Ich sehe da gerade bei Kultureinrichtungen wie Museen und Theater grosses Potenzial. Weil sie im Lockdown dazu gezwungen waren, ihre Werke digital zu kuratieren oder aufzuführen, haben sie sich zu Taktgebern entwickelt, wenn es darum geht, virtuelle Räume zu gestalten. Das physische Erlebnis eines Theater- oder Museumsbesuchs ist zwar bisher nicht in den digitalen Raum transferierbar. Dennoch eröffnen sich neue Möglichkeiten, interaktive Elemente einzuflechten: zum Beispiel virtuelle Führungen durchs Museum. Bestenfalls schaffen diese Institutionen es so, neue Bevölkerungsgruppen zu erreichen.
Bachelor Data Design & Art: mit Daten Geschichten erzählen
Ebenfalls im Herbst 2020 startet der Bachelor Data Design & Art der Hochschule Luzern. Studierende werden hier zu Datenprofis ausgebildet, die Informationen einer breiten Öffentlichkeit vermitteln. Teil des Curriculums sind gemeinsame Projekte mit Spatial-Design-Studierenden im Bereich der Informations- und Datenvisualisierung im Raum. Studienrichtungsleiterin Isabelle Bentz sagt: «Daten-Designerinnen und –Designer kommunizieren nicht nur am Bildschirm, sondern auch in Form von räumlichen Datenskulpturen oder medialen Dateninstallationen, da gibt es Überschneidungen». Mittels Datenvisualisierung lassen sich zudem Personenflüsse sichtbar machen und daraus räumlich-gestalterische Konzepte entwickeln, wie Spatial Design-Leiter Klaus Marek ergänzt. Das erhalte im Zuge der Corona-Pandemie eine ganz neue Relevanz.
Zoom, Skype und Co. haben in den letzten Monaten oft reale Büros und Sitzungsräume abgelöst. Welche dekorativen raumgestalterischen Elemente bietet eine Videokonferenz?
Eine Videokonferenz findet eigentlich in einem virtuellen Raum statt. Und wie jeder andere Raum lässt sich auch dieser gestalten. Wer hat nicht schon einmal mit virtuellen Hintergründen experimentiert, sich auf ein futuristisches Filmset oder vor eine Villa versetzt? Man kann dies als lustiges Feature betrachten. Man kann darin aber auch Vorboten der Zukunft sehen. Virtuelle Umgebungen sind Bühnen, auf denen wir uns ganz anders inszenieren können als im physischen Raum.

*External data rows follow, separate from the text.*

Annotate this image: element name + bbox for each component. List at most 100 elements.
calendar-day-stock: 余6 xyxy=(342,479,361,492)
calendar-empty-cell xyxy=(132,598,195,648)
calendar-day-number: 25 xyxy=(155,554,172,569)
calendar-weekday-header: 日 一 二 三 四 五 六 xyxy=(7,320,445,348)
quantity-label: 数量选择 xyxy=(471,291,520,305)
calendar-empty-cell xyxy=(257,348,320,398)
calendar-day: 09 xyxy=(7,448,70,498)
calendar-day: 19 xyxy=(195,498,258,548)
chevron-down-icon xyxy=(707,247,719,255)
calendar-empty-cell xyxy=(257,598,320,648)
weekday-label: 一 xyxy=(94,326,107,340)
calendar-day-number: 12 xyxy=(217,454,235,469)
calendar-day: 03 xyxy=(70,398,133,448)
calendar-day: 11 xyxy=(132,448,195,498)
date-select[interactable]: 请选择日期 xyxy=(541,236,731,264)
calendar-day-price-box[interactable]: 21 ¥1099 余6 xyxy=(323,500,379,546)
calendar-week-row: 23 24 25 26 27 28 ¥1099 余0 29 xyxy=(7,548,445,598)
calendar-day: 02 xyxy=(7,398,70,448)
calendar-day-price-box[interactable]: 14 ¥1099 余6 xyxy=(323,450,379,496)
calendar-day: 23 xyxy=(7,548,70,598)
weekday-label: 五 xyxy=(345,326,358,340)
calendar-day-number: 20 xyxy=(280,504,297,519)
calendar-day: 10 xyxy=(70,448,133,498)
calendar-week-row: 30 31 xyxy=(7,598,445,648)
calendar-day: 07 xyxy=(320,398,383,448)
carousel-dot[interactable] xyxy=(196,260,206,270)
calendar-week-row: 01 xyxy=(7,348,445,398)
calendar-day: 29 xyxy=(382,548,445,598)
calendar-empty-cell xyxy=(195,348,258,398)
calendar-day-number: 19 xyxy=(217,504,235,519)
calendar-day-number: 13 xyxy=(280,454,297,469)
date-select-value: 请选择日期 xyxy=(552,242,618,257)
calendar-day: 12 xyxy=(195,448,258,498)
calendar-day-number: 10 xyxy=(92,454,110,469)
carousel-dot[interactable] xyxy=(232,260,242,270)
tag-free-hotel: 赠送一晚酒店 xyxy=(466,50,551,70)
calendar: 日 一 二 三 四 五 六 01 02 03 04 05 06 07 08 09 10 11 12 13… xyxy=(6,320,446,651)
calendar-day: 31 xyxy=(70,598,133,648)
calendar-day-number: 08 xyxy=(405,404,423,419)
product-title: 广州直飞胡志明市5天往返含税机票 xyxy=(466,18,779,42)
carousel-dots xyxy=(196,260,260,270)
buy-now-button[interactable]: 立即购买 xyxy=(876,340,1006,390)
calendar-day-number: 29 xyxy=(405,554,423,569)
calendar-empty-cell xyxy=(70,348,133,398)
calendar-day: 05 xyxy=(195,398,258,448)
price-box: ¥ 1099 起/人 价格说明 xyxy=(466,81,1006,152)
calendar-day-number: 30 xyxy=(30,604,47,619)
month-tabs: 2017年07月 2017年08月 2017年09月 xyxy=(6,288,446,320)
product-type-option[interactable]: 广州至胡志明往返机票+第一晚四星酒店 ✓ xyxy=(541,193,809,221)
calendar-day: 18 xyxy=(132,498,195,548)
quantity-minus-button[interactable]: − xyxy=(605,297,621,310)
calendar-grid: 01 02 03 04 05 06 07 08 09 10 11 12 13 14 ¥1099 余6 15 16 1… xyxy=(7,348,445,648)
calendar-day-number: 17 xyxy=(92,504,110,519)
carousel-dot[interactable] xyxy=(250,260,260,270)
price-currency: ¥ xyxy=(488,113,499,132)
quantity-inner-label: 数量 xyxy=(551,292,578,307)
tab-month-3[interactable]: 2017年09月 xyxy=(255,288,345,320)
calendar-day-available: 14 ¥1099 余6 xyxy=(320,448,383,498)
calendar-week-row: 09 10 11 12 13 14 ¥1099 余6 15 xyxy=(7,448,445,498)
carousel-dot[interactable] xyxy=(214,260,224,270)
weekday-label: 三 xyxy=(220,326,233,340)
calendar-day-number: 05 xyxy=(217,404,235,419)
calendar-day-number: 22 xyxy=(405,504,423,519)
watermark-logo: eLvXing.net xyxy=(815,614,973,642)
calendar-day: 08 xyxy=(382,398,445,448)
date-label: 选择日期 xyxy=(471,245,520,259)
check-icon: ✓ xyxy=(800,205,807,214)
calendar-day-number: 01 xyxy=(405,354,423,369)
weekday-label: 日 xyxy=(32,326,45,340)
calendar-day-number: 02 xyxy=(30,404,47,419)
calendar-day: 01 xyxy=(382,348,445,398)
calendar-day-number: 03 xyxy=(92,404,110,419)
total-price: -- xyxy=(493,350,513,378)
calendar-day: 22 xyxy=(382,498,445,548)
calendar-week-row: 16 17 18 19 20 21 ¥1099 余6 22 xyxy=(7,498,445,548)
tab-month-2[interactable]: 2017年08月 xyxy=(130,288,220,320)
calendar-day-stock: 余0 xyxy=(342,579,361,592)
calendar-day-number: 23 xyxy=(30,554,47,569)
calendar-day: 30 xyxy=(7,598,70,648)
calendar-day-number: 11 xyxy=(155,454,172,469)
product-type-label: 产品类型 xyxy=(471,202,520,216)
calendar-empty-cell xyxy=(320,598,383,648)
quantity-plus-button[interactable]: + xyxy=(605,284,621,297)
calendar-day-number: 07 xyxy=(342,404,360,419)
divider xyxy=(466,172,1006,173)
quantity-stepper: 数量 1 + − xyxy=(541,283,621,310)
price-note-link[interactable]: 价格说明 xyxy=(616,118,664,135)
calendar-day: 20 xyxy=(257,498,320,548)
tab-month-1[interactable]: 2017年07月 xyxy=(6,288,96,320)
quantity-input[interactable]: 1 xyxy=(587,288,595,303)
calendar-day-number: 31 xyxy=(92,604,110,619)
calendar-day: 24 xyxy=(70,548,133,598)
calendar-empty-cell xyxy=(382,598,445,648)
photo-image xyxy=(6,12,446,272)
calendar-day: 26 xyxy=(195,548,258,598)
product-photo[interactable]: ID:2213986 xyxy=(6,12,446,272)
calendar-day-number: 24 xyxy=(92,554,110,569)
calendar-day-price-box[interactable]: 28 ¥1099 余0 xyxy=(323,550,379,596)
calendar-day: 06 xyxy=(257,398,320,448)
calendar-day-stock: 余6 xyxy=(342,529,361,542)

Werden wir gewisse Tätigkeiten künftig nur noch in virtuellen Räumen ausüben?
Auf absehbare Zeit nicht. Wir sind soziale Wesen und brauchen den physischen Kontakt. Viele gute Ideen werden im informellen Rahmen, etwa während Pausen, geboren. Dieses Spontane fehlt dem virtuellen Raum – noch: Dank Corona erhält die Entwicklung neuer Technologien wie Virtual Reality Schub; Technologien, die es erlauben, sich in solchen Räumen viel intuitiver zu bewegen als per Maus und Tastatur. Der Austausch mit den Kolleginnen und Kollegen darin wird sich dann vielleicht fast so real anfühlen, wie das morgendliche Gespräch am Pausentisch.